In my last post, I chastised the Globe and Mail for their faulty take on the Second Amendment of the US Constitution. In that article, I mentioned that the Bill of Rights was the product of the Anti-Federalists, men who opposed the proposed Constitution because they felt it created a too-powerful federal government. When it became clear that the Constitution was going to pass, their opposition crystallized on a series of amendments to the constitution that they hoped would restrain the excesses of the new federal government.
I also mentioned that I happened to be reading the Anti-Federalist Papers. In my reading, I came across the “Address and Reasons of Dissent of the Minority of Pennsylvania to Their Constituents”. This was a document signed by the minority of delegates at the Pennsylvania constitution ratifying convention. The Pennsylvania Convention ratified the proposed US Constitution by a vote of 46 to 23. The 23 dissenters signed this document to express their reasons for not signing. It was widely published and became a manifesto and rallying cry for anti-federalist across all 13 states.
In this document, they state that they would be willing to support the new US Constitution but only if a series of 14 amendments that they proposed, are also adopted. These 14 amendments are, in effect, the first draft of the ten amendments eventually adopted as a Bill of Rights. Since they are more verbose and self-explanatory, and since they are the direct ancestors of the amendments that were finally adopted, it is instructive to read them to get a sense of the original meaning of those first Ten Amendments.
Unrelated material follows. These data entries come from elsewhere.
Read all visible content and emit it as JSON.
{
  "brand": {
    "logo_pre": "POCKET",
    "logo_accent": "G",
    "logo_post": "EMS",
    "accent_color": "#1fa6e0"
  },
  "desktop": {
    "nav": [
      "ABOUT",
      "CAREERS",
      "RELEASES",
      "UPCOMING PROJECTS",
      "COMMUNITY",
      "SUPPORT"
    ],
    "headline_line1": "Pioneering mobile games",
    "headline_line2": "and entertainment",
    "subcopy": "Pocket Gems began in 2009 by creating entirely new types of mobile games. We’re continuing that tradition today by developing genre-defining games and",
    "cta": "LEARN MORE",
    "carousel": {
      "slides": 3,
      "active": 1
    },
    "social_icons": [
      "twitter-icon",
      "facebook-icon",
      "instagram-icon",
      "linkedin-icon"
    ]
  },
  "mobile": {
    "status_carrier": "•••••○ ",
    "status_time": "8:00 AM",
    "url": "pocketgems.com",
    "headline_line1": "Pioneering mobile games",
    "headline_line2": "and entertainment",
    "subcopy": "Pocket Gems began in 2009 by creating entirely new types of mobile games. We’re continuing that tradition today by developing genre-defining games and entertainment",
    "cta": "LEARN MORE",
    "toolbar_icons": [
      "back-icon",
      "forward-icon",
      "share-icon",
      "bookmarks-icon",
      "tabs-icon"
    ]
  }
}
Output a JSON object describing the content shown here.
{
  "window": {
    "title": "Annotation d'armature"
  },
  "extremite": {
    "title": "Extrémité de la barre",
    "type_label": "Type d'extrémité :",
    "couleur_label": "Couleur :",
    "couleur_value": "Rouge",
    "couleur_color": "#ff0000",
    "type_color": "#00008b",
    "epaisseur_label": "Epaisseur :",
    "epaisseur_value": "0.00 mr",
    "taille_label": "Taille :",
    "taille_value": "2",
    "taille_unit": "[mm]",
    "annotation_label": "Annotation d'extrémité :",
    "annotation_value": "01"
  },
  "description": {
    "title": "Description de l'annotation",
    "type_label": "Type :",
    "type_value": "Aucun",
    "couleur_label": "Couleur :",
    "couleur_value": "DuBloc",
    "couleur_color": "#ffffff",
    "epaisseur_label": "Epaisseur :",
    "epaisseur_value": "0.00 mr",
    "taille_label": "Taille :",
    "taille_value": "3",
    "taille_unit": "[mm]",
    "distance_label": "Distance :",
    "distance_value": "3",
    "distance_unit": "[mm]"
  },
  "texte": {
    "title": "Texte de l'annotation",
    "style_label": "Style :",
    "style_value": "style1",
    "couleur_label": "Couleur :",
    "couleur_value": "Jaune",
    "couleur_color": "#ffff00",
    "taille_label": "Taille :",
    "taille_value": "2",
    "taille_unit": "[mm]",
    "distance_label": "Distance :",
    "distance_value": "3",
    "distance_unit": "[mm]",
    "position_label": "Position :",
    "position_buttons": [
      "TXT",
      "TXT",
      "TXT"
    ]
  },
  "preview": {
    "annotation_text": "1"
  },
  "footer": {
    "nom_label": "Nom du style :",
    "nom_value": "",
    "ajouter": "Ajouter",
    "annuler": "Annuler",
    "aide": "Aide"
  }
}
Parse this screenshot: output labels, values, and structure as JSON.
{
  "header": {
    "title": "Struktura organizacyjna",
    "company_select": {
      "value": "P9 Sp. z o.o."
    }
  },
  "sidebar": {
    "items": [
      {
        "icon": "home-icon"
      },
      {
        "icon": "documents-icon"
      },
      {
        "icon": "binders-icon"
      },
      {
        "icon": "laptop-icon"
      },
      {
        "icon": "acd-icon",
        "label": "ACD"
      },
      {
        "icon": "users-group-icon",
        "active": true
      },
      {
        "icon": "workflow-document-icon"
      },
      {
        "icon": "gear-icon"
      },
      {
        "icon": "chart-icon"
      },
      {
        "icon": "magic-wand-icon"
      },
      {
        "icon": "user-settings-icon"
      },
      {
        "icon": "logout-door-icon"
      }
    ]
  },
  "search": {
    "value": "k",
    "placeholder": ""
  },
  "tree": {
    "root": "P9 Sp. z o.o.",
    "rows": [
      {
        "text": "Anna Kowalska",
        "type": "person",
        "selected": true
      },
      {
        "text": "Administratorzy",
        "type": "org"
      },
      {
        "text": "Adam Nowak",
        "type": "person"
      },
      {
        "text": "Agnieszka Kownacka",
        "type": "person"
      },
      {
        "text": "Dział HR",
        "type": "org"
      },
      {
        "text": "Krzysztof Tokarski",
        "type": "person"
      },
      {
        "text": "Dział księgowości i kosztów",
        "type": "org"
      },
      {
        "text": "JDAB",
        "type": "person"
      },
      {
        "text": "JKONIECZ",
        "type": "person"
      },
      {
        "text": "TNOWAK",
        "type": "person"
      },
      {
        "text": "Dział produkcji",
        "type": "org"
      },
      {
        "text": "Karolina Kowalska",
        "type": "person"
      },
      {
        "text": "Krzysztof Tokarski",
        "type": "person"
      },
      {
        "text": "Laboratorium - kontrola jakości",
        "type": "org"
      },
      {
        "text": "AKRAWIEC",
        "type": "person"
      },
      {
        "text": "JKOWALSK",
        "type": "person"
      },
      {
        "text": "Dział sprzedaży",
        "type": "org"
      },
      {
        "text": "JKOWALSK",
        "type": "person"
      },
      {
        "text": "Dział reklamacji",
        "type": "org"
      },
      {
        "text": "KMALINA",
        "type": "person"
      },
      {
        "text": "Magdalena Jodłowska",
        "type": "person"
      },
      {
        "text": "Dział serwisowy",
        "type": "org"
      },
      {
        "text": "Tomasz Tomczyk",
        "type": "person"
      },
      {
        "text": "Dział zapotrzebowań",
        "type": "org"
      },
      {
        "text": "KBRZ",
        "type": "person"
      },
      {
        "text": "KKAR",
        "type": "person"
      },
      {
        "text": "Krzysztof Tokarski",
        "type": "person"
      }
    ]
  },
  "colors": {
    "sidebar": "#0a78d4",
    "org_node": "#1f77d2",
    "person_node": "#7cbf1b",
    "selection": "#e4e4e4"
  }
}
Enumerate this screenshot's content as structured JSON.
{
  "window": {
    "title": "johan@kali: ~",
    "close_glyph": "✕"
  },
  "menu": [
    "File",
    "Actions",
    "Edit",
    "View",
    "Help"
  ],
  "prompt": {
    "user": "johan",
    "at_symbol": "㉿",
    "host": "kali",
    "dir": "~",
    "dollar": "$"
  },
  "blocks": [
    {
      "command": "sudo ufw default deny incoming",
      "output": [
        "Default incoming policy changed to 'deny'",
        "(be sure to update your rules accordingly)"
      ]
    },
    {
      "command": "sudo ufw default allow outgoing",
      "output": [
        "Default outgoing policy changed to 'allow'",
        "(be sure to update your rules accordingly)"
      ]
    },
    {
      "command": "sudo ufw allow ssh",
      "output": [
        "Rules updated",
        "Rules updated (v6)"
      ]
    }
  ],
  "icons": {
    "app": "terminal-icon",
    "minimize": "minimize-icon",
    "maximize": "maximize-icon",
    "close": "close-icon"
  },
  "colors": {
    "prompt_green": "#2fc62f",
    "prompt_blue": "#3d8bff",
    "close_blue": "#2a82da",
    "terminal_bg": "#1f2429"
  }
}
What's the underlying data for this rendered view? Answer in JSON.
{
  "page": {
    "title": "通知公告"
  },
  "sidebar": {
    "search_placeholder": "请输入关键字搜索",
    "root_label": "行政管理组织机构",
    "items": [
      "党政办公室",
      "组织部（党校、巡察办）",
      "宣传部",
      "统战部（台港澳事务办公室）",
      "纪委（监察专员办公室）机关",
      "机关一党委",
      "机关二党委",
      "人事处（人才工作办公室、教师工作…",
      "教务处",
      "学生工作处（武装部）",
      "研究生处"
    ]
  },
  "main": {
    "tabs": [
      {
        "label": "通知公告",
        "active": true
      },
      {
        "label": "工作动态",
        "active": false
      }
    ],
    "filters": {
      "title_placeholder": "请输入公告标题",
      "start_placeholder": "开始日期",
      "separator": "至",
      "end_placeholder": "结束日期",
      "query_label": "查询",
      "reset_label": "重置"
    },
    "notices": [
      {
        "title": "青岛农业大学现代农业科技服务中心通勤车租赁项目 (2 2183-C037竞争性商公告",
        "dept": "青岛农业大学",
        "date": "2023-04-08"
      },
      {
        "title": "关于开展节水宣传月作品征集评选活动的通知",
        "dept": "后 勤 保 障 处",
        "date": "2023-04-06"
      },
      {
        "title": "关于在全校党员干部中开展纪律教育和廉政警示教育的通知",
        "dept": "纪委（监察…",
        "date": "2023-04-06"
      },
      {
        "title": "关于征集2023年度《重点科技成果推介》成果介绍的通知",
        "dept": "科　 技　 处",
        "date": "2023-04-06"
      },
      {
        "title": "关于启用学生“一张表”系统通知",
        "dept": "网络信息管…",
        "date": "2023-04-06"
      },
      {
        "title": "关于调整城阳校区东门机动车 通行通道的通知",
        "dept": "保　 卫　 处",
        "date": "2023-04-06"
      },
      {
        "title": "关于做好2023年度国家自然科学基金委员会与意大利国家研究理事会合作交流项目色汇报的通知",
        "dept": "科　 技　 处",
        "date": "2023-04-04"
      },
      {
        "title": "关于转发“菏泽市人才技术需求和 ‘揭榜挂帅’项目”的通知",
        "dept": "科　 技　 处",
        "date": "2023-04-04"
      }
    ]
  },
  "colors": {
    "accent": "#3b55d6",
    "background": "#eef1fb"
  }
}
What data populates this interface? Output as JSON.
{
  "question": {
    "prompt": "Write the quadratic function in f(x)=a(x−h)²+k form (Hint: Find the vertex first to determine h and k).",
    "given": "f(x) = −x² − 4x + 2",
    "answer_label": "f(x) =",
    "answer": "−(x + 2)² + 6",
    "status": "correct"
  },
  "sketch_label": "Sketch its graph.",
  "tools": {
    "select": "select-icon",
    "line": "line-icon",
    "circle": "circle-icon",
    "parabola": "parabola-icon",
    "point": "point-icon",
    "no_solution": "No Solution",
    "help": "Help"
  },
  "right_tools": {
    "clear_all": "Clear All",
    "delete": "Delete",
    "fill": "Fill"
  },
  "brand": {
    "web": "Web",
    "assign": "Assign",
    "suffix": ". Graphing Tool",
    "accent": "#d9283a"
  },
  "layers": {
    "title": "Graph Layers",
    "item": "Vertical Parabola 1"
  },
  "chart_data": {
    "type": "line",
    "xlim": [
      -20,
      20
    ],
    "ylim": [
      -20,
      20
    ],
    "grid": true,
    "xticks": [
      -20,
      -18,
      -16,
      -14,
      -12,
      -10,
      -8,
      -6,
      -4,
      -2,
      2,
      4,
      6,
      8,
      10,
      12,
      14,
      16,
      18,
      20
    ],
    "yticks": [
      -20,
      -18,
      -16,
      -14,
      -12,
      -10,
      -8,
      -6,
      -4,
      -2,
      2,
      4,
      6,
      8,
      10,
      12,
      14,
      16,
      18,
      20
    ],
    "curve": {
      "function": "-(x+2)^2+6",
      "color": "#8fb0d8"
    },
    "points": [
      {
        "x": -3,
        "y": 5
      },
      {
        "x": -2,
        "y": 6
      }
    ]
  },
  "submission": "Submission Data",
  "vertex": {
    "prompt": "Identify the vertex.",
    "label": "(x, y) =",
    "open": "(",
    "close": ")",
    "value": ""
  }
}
Their proposed Seventh Amendment deals with standing armies and the right to bear arms. It states:
“7. That the people have a right to bear arms for the defense of themselves and their state, or the United States, or for the purpose of killing game; and no law shall be passed for disarming the people or any of them, unless for crimes committed, or real danger of public injury from individuals; and as standing armies in time of peace are dangerous to liberty, they ought not to be kept up; and that the military shall be kept under strict subordination to and be governed by the civil powers.”
Hey Globe and Mail smart alecks! Tell me again how the Second Amendment is not about an individual right.